Image result for Google Apps logo
Source of Image: Google

I have termed this set of apps Google Office. In fact these are three separate pieces of software which together function as a traditional office productivity suite. When you sign up for your Google account in order to get access to Gmail, you automatically have access to all three of these pieces of software.

The word processor is called Google Docs and has a Microsoft Word feel to it. Similarly the spreadsheet has a Microsoft Excel touch to it, and is called Google Sheets. Google Slides is the Microsoft Powerpoint alternative. and is an excellent tool for creating slides and presentations as in Powerpoint. All of these tools are free to use and only proviso is that you must have an internet connection and have a Google account.

Bear in mind that this is not Microsoft Office and a few basic functions may work slightly differently.
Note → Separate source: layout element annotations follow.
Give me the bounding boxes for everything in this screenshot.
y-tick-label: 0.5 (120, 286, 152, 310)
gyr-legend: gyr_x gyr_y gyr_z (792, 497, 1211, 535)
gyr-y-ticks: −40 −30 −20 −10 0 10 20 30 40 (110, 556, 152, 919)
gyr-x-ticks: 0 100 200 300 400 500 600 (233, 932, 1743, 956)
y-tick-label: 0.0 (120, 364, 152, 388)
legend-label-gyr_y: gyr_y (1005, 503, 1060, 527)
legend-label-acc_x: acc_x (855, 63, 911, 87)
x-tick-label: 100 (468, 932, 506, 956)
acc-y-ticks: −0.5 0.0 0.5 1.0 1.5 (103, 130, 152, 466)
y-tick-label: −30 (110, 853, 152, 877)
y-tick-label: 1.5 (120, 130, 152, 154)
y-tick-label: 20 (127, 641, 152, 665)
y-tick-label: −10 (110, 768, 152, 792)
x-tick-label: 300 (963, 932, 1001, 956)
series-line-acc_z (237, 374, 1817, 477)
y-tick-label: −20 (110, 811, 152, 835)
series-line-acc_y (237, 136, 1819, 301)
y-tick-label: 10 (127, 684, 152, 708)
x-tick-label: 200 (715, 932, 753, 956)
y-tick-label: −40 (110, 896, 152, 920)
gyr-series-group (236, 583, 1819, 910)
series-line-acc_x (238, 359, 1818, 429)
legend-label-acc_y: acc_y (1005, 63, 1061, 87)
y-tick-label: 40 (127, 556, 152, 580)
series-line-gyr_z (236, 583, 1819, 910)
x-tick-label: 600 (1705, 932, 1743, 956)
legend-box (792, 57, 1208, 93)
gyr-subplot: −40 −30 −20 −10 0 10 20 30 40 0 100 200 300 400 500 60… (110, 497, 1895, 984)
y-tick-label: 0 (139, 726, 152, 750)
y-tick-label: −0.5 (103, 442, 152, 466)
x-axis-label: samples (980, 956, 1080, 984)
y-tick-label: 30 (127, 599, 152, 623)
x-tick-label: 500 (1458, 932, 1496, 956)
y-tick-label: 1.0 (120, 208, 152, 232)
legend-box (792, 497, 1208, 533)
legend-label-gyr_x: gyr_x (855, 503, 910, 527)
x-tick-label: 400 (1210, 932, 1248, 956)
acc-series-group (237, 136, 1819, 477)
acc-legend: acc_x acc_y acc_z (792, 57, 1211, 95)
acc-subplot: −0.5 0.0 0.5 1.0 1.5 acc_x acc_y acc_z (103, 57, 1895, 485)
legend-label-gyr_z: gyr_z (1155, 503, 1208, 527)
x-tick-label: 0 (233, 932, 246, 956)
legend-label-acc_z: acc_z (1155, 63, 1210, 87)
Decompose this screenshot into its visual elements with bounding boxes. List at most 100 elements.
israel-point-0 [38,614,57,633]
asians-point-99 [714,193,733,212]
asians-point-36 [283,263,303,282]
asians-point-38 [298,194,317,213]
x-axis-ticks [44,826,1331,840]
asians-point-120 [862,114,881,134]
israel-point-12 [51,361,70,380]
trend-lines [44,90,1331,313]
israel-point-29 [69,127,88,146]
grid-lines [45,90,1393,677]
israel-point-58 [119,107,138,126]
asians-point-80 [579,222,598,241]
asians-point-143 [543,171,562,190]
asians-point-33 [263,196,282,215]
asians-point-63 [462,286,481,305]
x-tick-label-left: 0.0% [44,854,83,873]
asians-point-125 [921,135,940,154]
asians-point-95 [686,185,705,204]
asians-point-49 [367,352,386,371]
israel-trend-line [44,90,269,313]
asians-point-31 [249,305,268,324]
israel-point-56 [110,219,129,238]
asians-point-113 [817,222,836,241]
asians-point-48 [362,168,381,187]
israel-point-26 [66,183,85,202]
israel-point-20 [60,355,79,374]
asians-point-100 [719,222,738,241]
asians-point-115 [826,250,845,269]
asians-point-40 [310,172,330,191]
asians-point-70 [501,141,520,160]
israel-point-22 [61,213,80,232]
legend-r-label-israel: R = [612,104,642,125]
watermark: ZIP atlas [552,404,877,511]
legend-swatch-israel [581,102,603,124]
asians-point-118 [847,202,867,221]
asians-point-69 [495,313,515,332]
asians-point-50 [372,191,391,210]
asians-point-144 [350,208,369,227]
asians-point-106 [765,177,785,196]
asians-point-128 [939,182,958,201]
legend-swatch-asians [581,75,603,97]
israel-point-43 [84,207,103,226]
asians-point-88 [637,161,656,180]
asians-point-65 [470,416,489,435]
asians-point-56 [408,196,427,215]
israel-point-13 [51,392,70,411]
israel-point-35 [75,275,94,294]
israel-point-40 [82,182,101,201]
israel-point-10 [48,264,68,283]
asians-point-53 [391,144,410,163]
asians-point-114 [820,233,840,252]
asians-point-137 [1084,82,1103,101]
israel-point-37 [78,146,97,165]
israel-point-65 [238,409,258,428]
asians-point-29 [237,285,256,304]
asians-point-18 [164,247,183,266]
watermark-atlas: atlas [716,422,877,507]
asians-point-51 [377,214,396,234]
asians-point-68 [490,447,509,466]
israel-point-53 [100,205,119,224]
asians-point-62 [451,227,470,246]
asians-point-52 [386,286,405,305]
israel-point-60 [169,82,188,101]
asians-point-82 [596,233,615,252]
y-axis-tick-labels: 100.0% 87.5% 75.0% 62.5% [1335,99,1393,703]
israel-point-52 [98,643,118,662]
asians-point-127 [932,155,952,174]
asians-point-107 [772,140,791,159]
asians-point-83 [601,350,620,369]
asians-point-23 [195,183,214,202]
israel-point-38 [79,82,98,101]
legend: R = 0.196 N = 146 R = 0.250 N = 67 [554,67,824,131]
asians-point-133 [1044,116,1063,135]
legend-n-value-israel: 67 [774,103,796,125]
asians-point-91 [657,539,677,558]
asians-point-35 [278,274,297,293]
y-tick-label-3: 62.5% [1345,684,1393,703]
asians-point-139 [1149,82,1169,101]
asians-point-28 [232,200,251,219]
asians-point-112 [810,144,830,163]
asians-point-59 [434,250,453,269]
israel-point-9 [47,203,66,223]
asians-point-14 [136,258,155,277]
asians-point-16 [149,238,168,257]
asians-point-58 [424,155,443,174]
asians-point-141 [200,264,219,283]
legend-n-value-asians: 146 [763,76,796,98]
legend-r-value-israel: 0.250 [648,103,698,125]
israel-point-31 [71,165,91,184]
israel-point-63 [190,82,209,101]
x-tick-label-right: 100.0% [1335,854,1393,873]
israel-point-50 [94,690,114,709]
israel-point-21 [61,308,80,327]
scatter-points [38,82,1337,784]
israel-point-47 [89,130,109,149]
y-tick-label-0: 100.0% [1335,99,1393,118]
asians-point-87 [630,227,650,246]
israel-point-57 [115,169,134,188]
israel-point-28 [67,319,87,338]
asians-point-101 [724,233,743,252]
On the upside you have access to your own drive of 15 GB to save your files to free of charge. This is all stored on the Google cloud,so you have no more worries about backing up information. All files are also backed up to the drive continuously while you work. Definitely an option worth looking into if you have internet access.

 

The following options are stand-alone software suites like Microsoft Office. Both are absolutely free to download legally as they fall within the group of software called open source. The beauty of this type of software is that it is entirely free, but does not necessarily need to bow down to its commercial counterparts in terms of quality. The code belongs to the community and there many hard-working individuals which releases updates on a regular basis.

 

OpenOffice

Image result for OpenOffice logo
Source of Image: Apache Software Foundation

This productivity suite has been around since 1999 and can be downloaded from its official website. OpenOffice has an excellent word processor called Writer, a spreadsheet called Calc and a presentations program called Impress. The current version is Apache OpenOffice 4.1.5. Besides the word processor, spreadsheet and presentation programs; the suite also includes a good relational database, a drawing program and a good mathematics equation editor.

Besides its great basic functionality and excellent office suite, OpenOffice has a number of other excellent features which adds great value. These include to ability to open files created with Microsoft Office, as well as the ability to export OpenOffice files from their native formats to other popular formats. In addition, many developers have developed OpenOffice templates. Some are commercial products, but many are freely available in the public domain.

Open Office is definitely a noteworthy contender in the office suite category for educators.

 

LibreOffice

Image result for LibreOffice logo
Source of Image: Document Foundation

LibreOffice has been around since 2011 as a spin-off from OpenOffice. It is developed by the Document Foundation and may be downloaded freely from this link. The latest version of LibreOffice is also able to save files into docs and xlsx format (more compatible with the latest versions of Microsoft Office) when compared to OpenOffice.

It shares the same names for its word processor (Writer), spreadsheet (Calc) and presentations (Impress) program with OpenOffice.  In comparison to its open source rival, LibreOffice  has a few extra add-ons and templates. Recently an online version of the suite has also been released, which initially only includes a basic version of Writer and Calc. The online version connects to a few of the more well-known cloud storage services such as Google Drive, One Drive, and Dropbox. This innovation  allows you to use the software anywhere where you have an internet connection. The cloud storage service takes care of backing up and keeping your data safe.

There are a few other lesser known and used office productivity suites around as well. These seem to be the major contenders however. I hope that this serves as a source of information for educators who are cash-strapped and are in need of acquiring good quality tools for performing this vital part of their day to day activities. I have dedicated this article to educators specifically, but in essence the options briefly described above are available to anybody in need of an office productivity suite.